Hey! (Hey!), You! (You!), Get Offa My…
The Cloud That Ate Your Music
Jon Pareles on the coming of the cloud (sounds scary, doesn’t it?), and some of the ways it will/might affect listening to (and critiquing) music.
Can Pop Survive?
Can pop music survive?: The function of pop has shifted — from all-encompassing lucky dip to a training level for music fans. And the web makes it obvious. (Tom Ewing, The Guardian)
What’s on Your iPod?
What’s on your ipod?: Thirteen-year-old kids from St. Joseph’s of the Sacred Heart in Atherton were rocking out to Pink Floyd and the Cure. Perry Como made an appearance on the ipod of a 20 year old Stanford student. (Cy Ashley Webb, Stark Insider)
Update, sort of
Future of this site is very much up in the air at the moment — plans are underway to soon start moving anything substantial here on the main page over to the archives, with the intention of not renewing the main site in 2012. I may make use of this space in the meantime, not yet sure.
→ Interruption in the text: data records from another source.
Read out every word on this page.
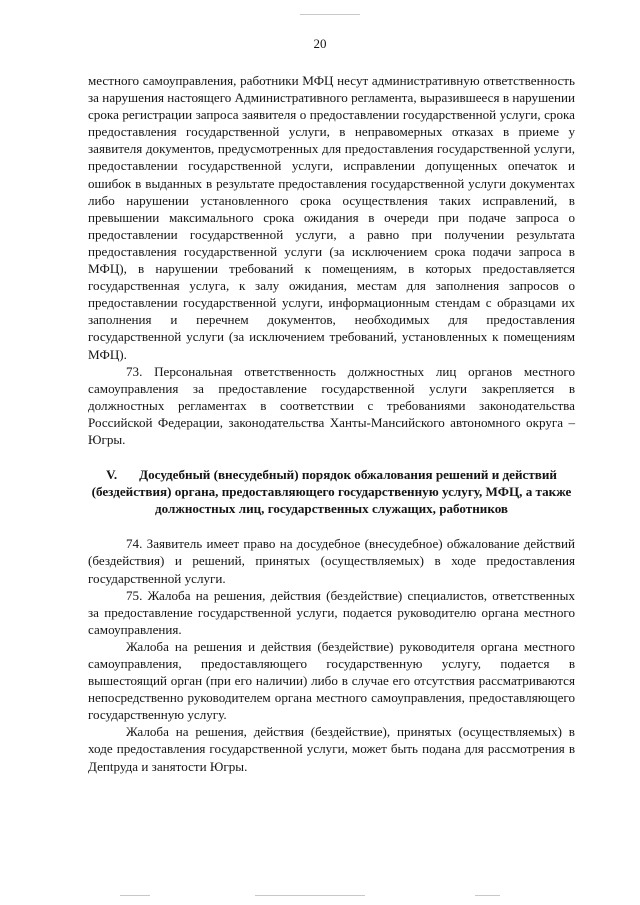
20

местного самоуправления, работники МФЦ несут административную ответственность за нарушения настоящего Административного регламента, выразившееся в нарушении срока регистрации запроса заявителя о предоставлении государственной услуги, срока предоставления государственной услуги, в неправомерных отказах в приеме у заявителя документов, предусмотренных для предоставления государственной услуги, предоставлении государственной услуги, исправлении допущенных опечаток и ошибок в выданных в результате предоставления государственной услуги документах либо нарушении установленного срока осуществления таких исправлений, в превышении максимального срока ожидания в очереди при подаче запроса о предоставлении государственной услуги, а равно при получении результата предоставления государственной услуги (за исключением срока подачи запроса в МФЦ), в нарушении требований к помещениям, в которых предоставляется государственная услуга, к залу ожидания, местам для заполнения запросов о предоставлении государственной услуги, информационным стендам с образцами их заполнения и перечнем документов, необходимых для предоставления государственной услуги (за исключением требований, установленных к помещениям МФЦ).

73. Персональная ответственность должностных лиц органов местного самоуправления за предоставление государственной услуги закрепляется в должностных регламентах в соответствии с требованиями законодательства Российской Федерации, законодательства Ханты-Мансийского автономного округа – Югры.

V. Досудебный (внесудебный) порядок обжалования решений и действий (бездействия) органа, предоставляющего государственную услугу, МФЦ, а также должностных лиц, государственных служащих, работников

74. Заявитель имеет право на досудебное (внесудебное) обжалование действий (бездействия) и решений, принятых (осуществляемых) в ходе предоставления государственной услуги.

75. Жалоба на решения, действия (бездействие) специалистов, ответственных за предоставление государственной услуги, подается руководителю органа местного самоуправления.

Жалоба на решения и действия (бездействие) руководителя органа местного самоуправления, предоставляющего государственную услугу, подается в вышестоящий орган (при его наличии) либо в случае его отсутствия рассматриваются непосредственно руководителем органа местного самоуправления, предоставляющего государственную услугу.

Жалоба на решения, действия (бездействие), принятых (осуществляемых) в ходе предоставления государственной услуги, может быть подана для рассмотрения в Депtруда и занятости Югры.
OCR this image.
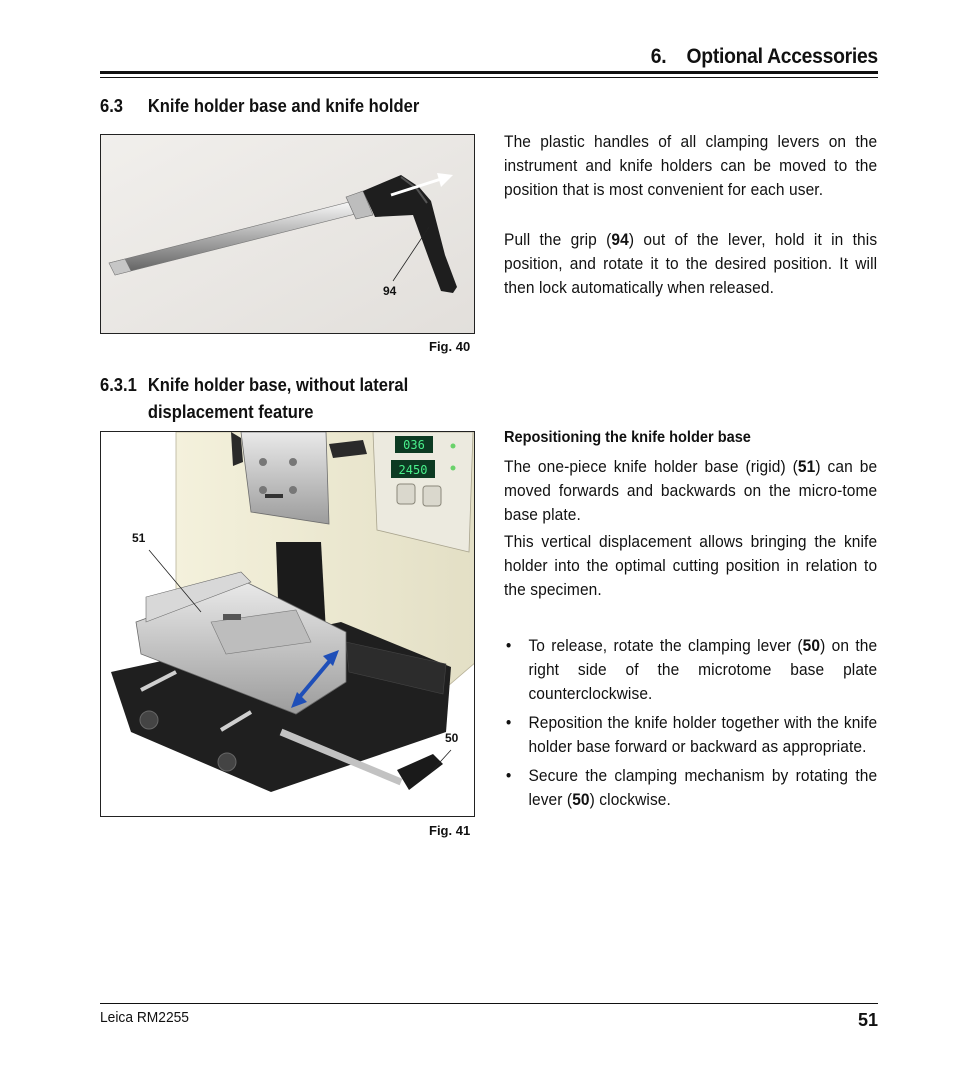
6. Optional Accessories
6.3 Knife holder base and knife holder
94
Fig. 40
The plastic handles of all clamping levers on the instrument and knife holders can be moved to the position that is most convenient for each user.
Pull the grip (94) out of the lever, hold it in this position, and rotate it to the desired position. It will then lock automatically when released.
6.3.1 Knife holder base, without lateral
displacement feature
036
2450
51
50
Fig. 41
Repositioning the knife holder base
The one-piece knife holder base (rigid) (51) can be moved forwards and backwards on the micro-tome base plate.
This vertical displacement allows bringing the knife holder into the optimal cutting position in relation to the specimen.
• To release, rotate the clamping lever (50) on the right side of the microtome base plate counterclockwise.
• Reposition the knife holder together with the knife holder base forward or backward as appropriate.
• Secure the clamping mechanism by rotating the lever (50) clockwise.
Leica RM2255	51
However, at least for the time being, I’m going to try to disable further comments. It’s mostly just spam at this point, and I’m deleting a few a day. If there ends up being new content, I’ll reconsider.
Muxin’ It Up
Decided to do something a little different with my latest “muxtape” – posted some interviews and spoken word stuff, including a two-parter with Lester Bangs. Listen to it here. [Note: I’m not sure muxtape appreciates the length of all these… previewing some of them at work, I noticed that they cut off early.]
And while on the topic of old interviews, Pacifica Radio Archives, in a tribute to 1968, recently posted a discussion with Pauline Kael (among a bunch of other interesting clips), which you can download or stream here.